A loud wail emanated from the cockpit, the shrill call of a collision warning perhaps. The yelling and shouting from the passengers grew in noise and pitch, matching the changing Bern alarm. As it grew in frequency and duration, Cole marveled at the psychological similarities Humans and the Bern must share. The clatter of the warning siren eerily mimicked the sound a Human engineer would choose to signal impending doom—

????

Doctor Ryke made his way to Parsona’s cargo bay as soon as the ship leveled off and the Gs relented to a level the grav panels could compensate for. They were still moving at quite a clip, heading back around Lok to the small ruin of a village where the whole mess had begun. The mess he had created.

“If only I’d gotten married,” he said aloud as he helped Scottie to his feet. His two old friends had remained seated on the deck by the rear bulkhead, pinned by Parsona’s acceleration.

“If only you’d done what?” Scottie asked.

“Nothing.”

“I thought she knew how to fly herself,” Ryn said. “You sure it’s safe to stand?” The large Callite accepted the help up, but with the wary stance of a man distrusting gravity.

“It should be fine.”

“What in the hell just happened?” Scottie asked.

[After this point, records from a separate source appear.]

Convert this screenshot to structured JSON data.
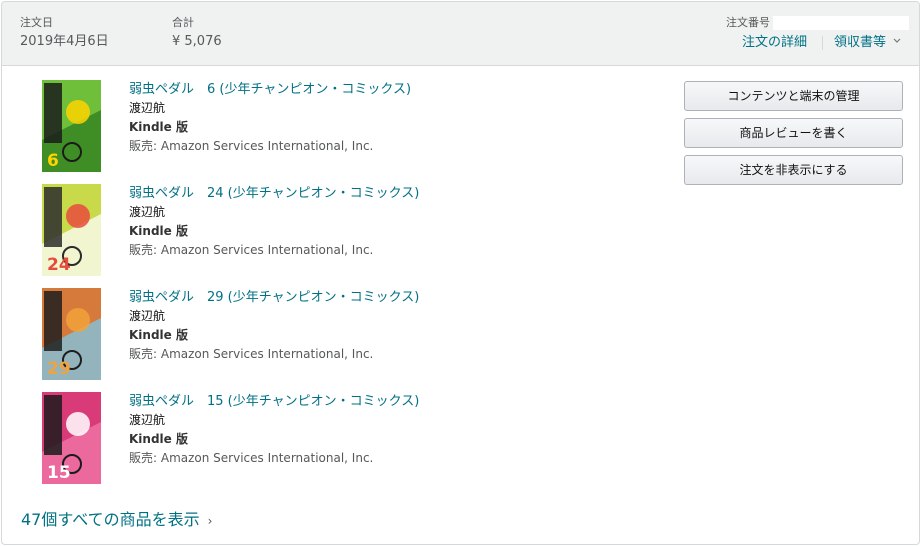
{
  "header": {
    "order_date_label": "注文日",
    "order_date": "2019年4月6日",
    "total_label": "合計",
    "total": "¥ 5,076",
    "order_number_label": "注文番号",
    "details_link": "注文の詳細",
    "receipt_link": "領収書等"
  },
  "items": [
    {
      "title": "弱虫ペダル　6 (少年チャンピオン・コミックス)",
      "author": "渡辺航",
      "format": "Kindle 版",
      "seller": "販売: Amazon Services International, Inc.",
      "volume": "6"
    },
    {
      "title": "弱虫ペダル　24 (少年チャンピオン・コミックス)",
      "author": "渡辺航",
      "format": "Kindle 版",
      "seller": "販売: Amazon Services International, Inc.",
      "volume": "24"
    },
    {
      "title": "弱虫ペダル　29 (少年チャンピオン・コミックス)",
      "author": "渡辺航",
      "format": "Kindle 版",
      "seller": "販売: Amazon Services International, Inc.",
      "volume": "29"
    },
    {
      "title": "弱虫ペダル　15 (少年チャンピオン・コミックス)",
      "author": "渡辺航",
      "format": "Kindle 版",
      "seller": "販売: Amazon Services International, Inc.",
      "volume": "15"
    }
  ],
  "actions": {
    "manage_content": "コンテンツと端末の管理",
    "write_review": "商品レビューを書く",
    "hide_order": "注文を非表示にする"
  },
  "show_all": "47個すべての商品を表示",
  "colors": {
    "link": "#007185",
    "header_bg": "#f0f2f2",
    "border": "#d5d9d9"
  }
}
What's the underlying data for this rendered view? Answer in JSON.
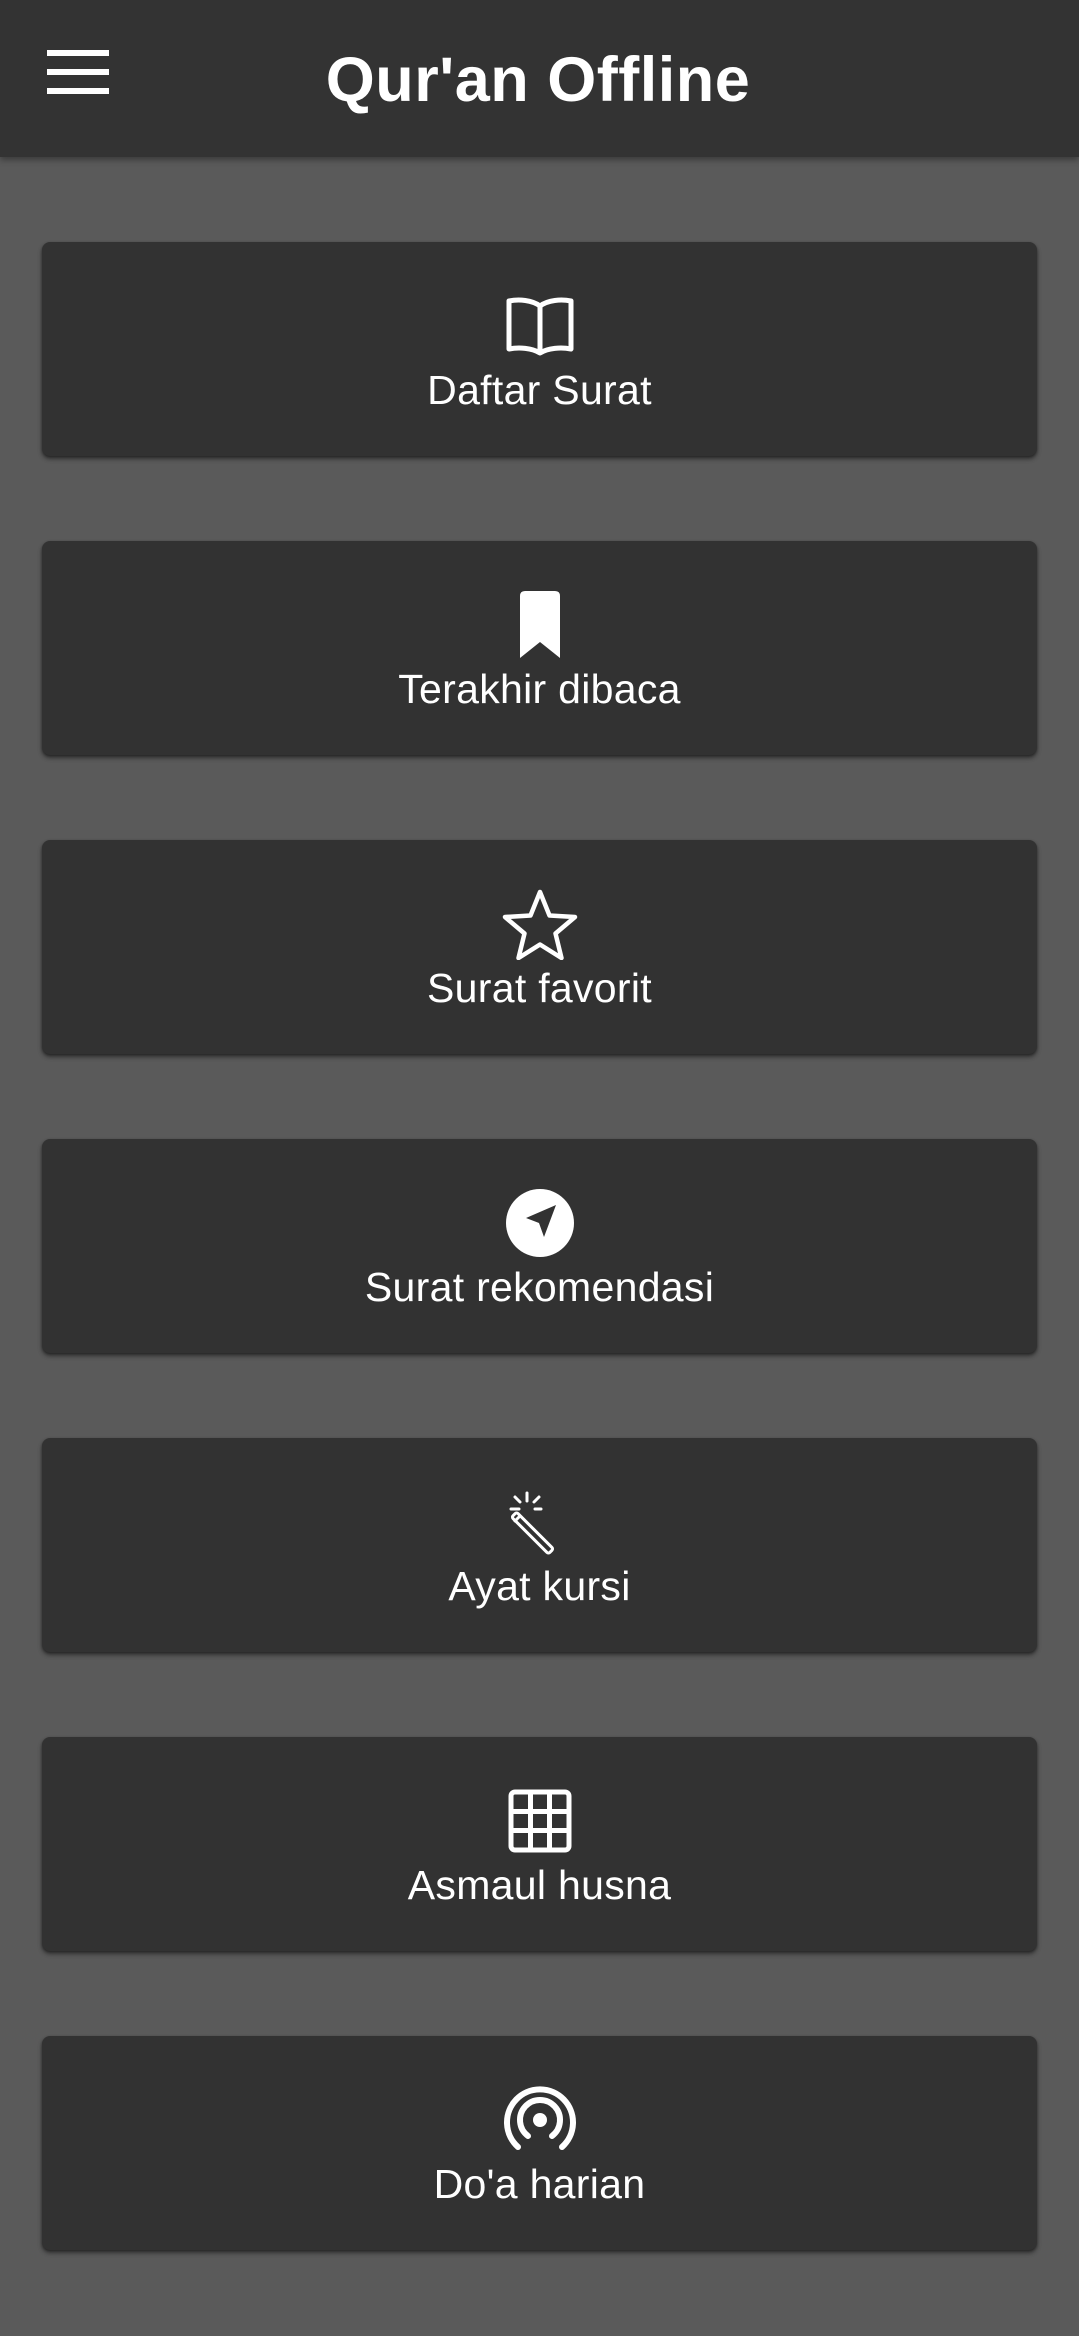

“Mortimor’s ship just came through the rift from hyperspace and went down. It looks like our missile plan is off.”

“But the crews we sent out to get that fleet—” Scottie said.

“Toast,” said Ryke, nodding. He pulled on his beard. “Now help me with that console we were gonna use for the missiles. We’ve got other things that need doing with it.”

“We’re gonna leave them to die?” Ryn asked.

“Afraid so, but now it’s up to us to slam shut my damned door forever. Let’s just hope the end of the many massacres to come will get its start right here.”